Churchill, born on November 30, 1874, was the eldest son of Lord Randolph Churchill and the American heiress Jennie Jerome. He was educated at Harrow School and then became a cadet at the Royal Military College, Sandhurst, passing out in February 1895 as a second lieutenant in the Fourth Queen's Own Hussars. He served as a cavalry officer in India and the Sudan (where he rode in the cavalry charge at Omdurman in 1898 under the command of Horatio Herbert Kitchener), but resigned his commission in 1899 to become a newspaper correspondent in the Boer War. A daring escape from prison after he had been captured by the Boers made him a national hero and in 1900 he was elected to Parliament as Conservative Member of Parliament (MP) for Oldham. In 1904 he went over to the Liberal Party, having broken with the Conservatives on the issue of free trade, angering his constituents. Having found a new Manchester seat to contest, he was swept back into Parliament in the Liberal "landslide" of 1906. In 1908 he became President of the Board of Trade in the Liberal cabinet of Herbert Henry Asquith, where he worked closely with the radical Chancellor of the Exchequer, David Lloyd George, in promoting social reform. After a brief period as Home Secretary (1910-1911), during which he pursued the same policies, he became First Lord of the Admiralty (1911-1915). Before World War I he had insisted on maintaining the British Navy's superiority over that of its nearest rival, the German Navy, against the pressure of Cabinet economizers like Lloyd George for reductions in the naval estimates.

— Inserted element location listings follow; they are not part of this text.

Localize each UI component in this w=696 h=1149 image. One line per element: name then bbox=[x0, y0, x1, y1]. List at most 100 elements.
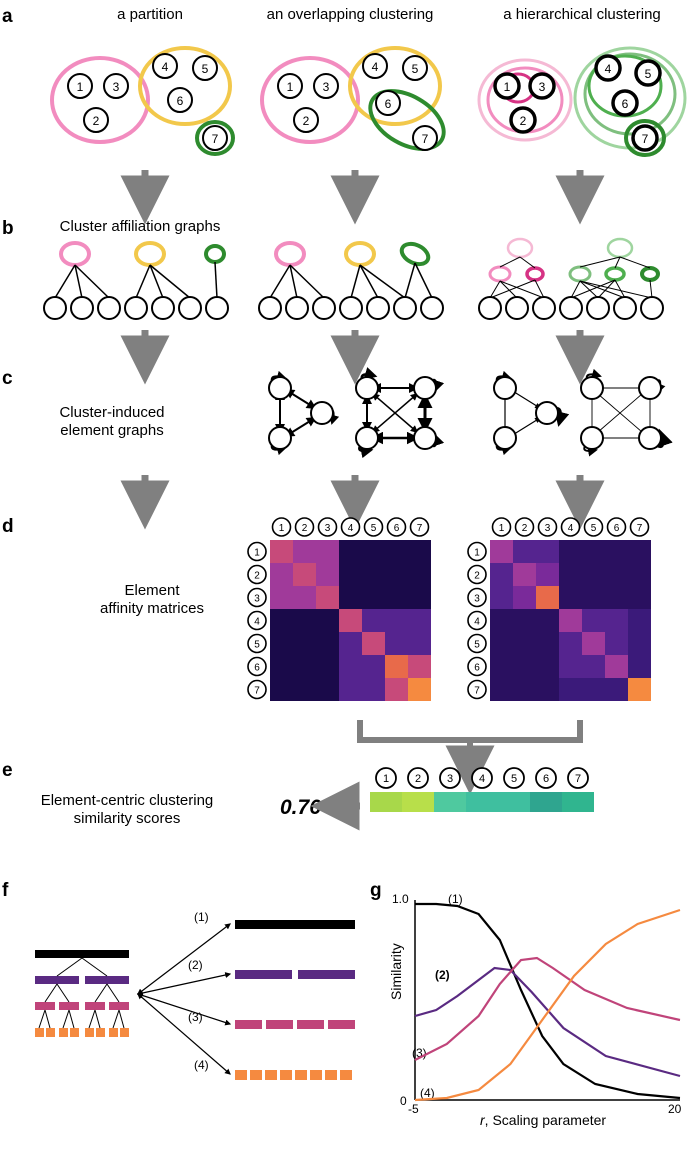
svg-text:6: 6 bbox=[385, 97, 392, 111]
svg-text:6: 6 bbox=[177, 94, 184, 108]
svg-text:6: 6 bbox=[622, 97, 629, 111]
svg-text:5: 5 bbox=[412, 62, 419, 76]
svg-text:4: 4 bbox=[254, 617, 260, 628]
svg-text:4: 4 bbox=[348, 304, 354, 316]
svg-text:6: 6 bbox=[543, 773, 549, 785]
svg-text:4: 4 bbox=[348, 523, 354, 534]
svg-text:6: 6 bbox=[622, 304, 628, 316]
svg-text:4: 4 bbox=[479, 773, 485, 785]
svg-text:1: 1 bbox=[504, 80, 511, 94]
row-a: 1 2 3 4 5 6 7 1 2 3 4 5 bbox=[52, 48, 685, 161]
svg-text:6: 6 bbox=[402, 304, 408, 316]
svg-text:2: 2 bbox=[520, 114, 527, 128]
a-hierarchical: 1 2 3 4 5 6 7 bbox=[479, 48, 685, 155]
svg-text:3: 3 bbox=[545, 523, 551, 534]
svg-text:2: 2 bbox=[303, 114, 310, 128]
svg-text:3: 3 bbox=[539, 80, 546, 94]
svg-text:6: 6 bbox=[254, 663, 260, 674]
svg-text:4: 4 bbox=[568, 523, 574, 534]
svg-text:2: 2 bbox=[302, 523, 308, 534]
svg-text:7: 7 bbox=[575, 773, 581, 785]
score-bar: 1 2 3 4 5 6 7 bbox=[370, 768, 594, 812]
svg-text:1: 1 bbox=[487, 304, 493, 316]
svg-text:7: 7 bbox=[417, 523, 423, 534]
svg-text:3: 3 bbox=[325, 523, 331, 534]
svg-text:7: 7 bbox=[642, 132, 649, 146]
svg-text:4: 4 bbox=[474, 617, 480, 628]
svg-text:4: 4 bbox=[605, 62, 612, 76]
svg-text:1: 1 bbox=[267, 304, 273, 316]
a-overlapping: 1 2 3 4 5 6 7 bbox=[262, 48, 454, 161]
svg-text:6: 6 bbox=[647, 384, 653, 396]
a-partition: 1 2 3 4 5 6 7 bbox=[52, 48, 233, 154]
row-b: 1 2 3 4 5 6 7 bbox=[44, 239, 663, 319]
svg-text:2: 2 bbox=[79, 304, 85, 316]
svg-text:3: 3 bbox=[321, 304, 327, 316]
svg-text:4: 4 bbox=[364, 384, 370, 396]
svg-text:5: 5 bbox=[511, 773, 517, 785]
svg-text:2: 2 bbox=[474, 571, 480, 582]
svg-text:6: 6 bbox=[394, 523, 400, 534]
svg-text:7: 7 bbox=[212, 132, 219, 146]
svg-text:6: 6 bbox=[474, 663, 480, 674]
panel-f bbox=[35, 920, 355, 1080]
svg-text:5: 5 bbox=[202, 62, 209, 76]
svg-text:3: 3 bbox=[319, 409, 325, 421]
svg-text:2: 2 bbox=[522, 523, 528, 534]
svg-text:3: 3 bbox=[447, 773, 453, 785]
svg-text:5: 5 bbox=[595, 304, 601, 316]
svg-text:5: 5 bbox=[364, 434, 370, 446]
svg-text:7: 7 bbox=[429, 304, 435, 316]
row-d: 12345671234567 12345671234567 bbox=[248, 518, 651, 701]
svg-text:4: 4 bbox=[568, 304, 574, 316]
svg-text:2: 2 bbox=[514, 304, 520, 316]
svg-text:1: 1 bbox=[499, 523, 505, 534]
svg-text:7: 7 bbox=[474, 686, 480, 697]
svg-text:7: 7 bbox=[647, 434, 653, 446]
svg-text:1: 1 bbox=[474, 548, 480, 559]
svg-text:3: 3 bbox=[106, 304, 112, 316]
svg-text:1: 1 bbox=[254, 548, 260, 559]
svg-text:5: 5 bbox=[474, 640, 480, 651]
svg-text:5: 5 bbox=[589, 434, 595, 446]
svg-text:5: 5 bbox=[160, 304, 166, 316]
svg-text:1: 1 bbox=[287, 80, 294, 94]
svg-text:2: 2 bbox=[277, 434, 283, 446]
svg-text:3: 3 bbox=[254, 594, 260, 605]
svg-text:1: 1 bbox=[77, 80, 84, 94]
panel-g bbox=[415, 900, 680, 1100]
svg-text:4: 4 bbox=[133, 304, 139, 316]
row-e: 1 2 3 4 5 6 7 bbox=[370, 768, 594, 812]
row-c: 1 2 3 bbox=[269, 374, 662, 451]
svg-text:6: 6 bbox=[614, 523, 620, 534]
svg-text:7: 7 bbox=[422, 132, 429, 146]
svg-text:7: 7 bbox=[254, 686, 260, 697]
svg-text:2: 2 bbox=[294, 304, 300, 316]
svg-text:4: 4 bbox=[162, 60, 169, 74]
svg-text:1: 1 bbox=[277, 384, 283, 396]
svg-text:7: 7 bbox=[637, 523, 643, 534]
svg-text:3: 3 bbox=[541, 304, 547, 316]
svg-text:4: 4 bbox=[372, 60, 379, 74]
svg-text:1: 1 bbox=[383, 773, 389, 785]
svg-text:6: 6 bbox=[187, 304, 193, 316]
svg-text:5: 5 bbox=[375, 304, 381, 316]
svg-text:4: 4 bbox=[589, 384, 595, 396]
heatmap-b: 12345671234567 bbox=[468, 518, 651, 701]
svg-text:3: 3 bbox=[474, 594, 480, 605]
svg-text:2: 2 bbox=[93, 114, 100, 128]
svg-text:5: 5 bbox=[645, 67, 652, 81]
svg-text:2: 2 bbox=[502, 434, 508, 446]
svg-text:5: 5 bbox=[254, 640, 260, 651]
svg-text:3: 3 bbox=[113, 80, 120, 94]
svg-text:3: 3 bbox=[323, 80, 330, 94]
svg-text:6: 6 bbox=[422, 384, 428, 396]
figure-svg: 1 2 3 4 5 6 7 1 2 3 4 5 bbox=[0, 0, 696, 1149]
svg-text:7: 7 bbox=[214, 304, 220, 316]
svg-text:2: 2 bbox=[254, 571, 260, 582]
svg-text:1: 1 bbox=[279, 523, 285, 534]
svg-text:5: 5 bbox=[371, 523, 377, 534]
svg-text:7: 7 bbox=[649, 304, 655, 316]
svg-text:3: 3 bbox=[544, 409, 550, 421]
svg-text:2: 2 bbox=[415, 773, 421, 785]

World War I and the Inter-War Period
Churchill's role in World War I was controversial and almost destroyed his career. He was an energetic First Lord, but his sponsorship of the ill-fated Gallipoli campaign and the subsequent failure of the Anglo-French fleets to force the Dardanelles Strait led Asquith to demote him to the powerless office of Chancellor of the Duchy of Lancaster in May 1915. Deprived of any influence on the war, he resigned from this post in disgust in November.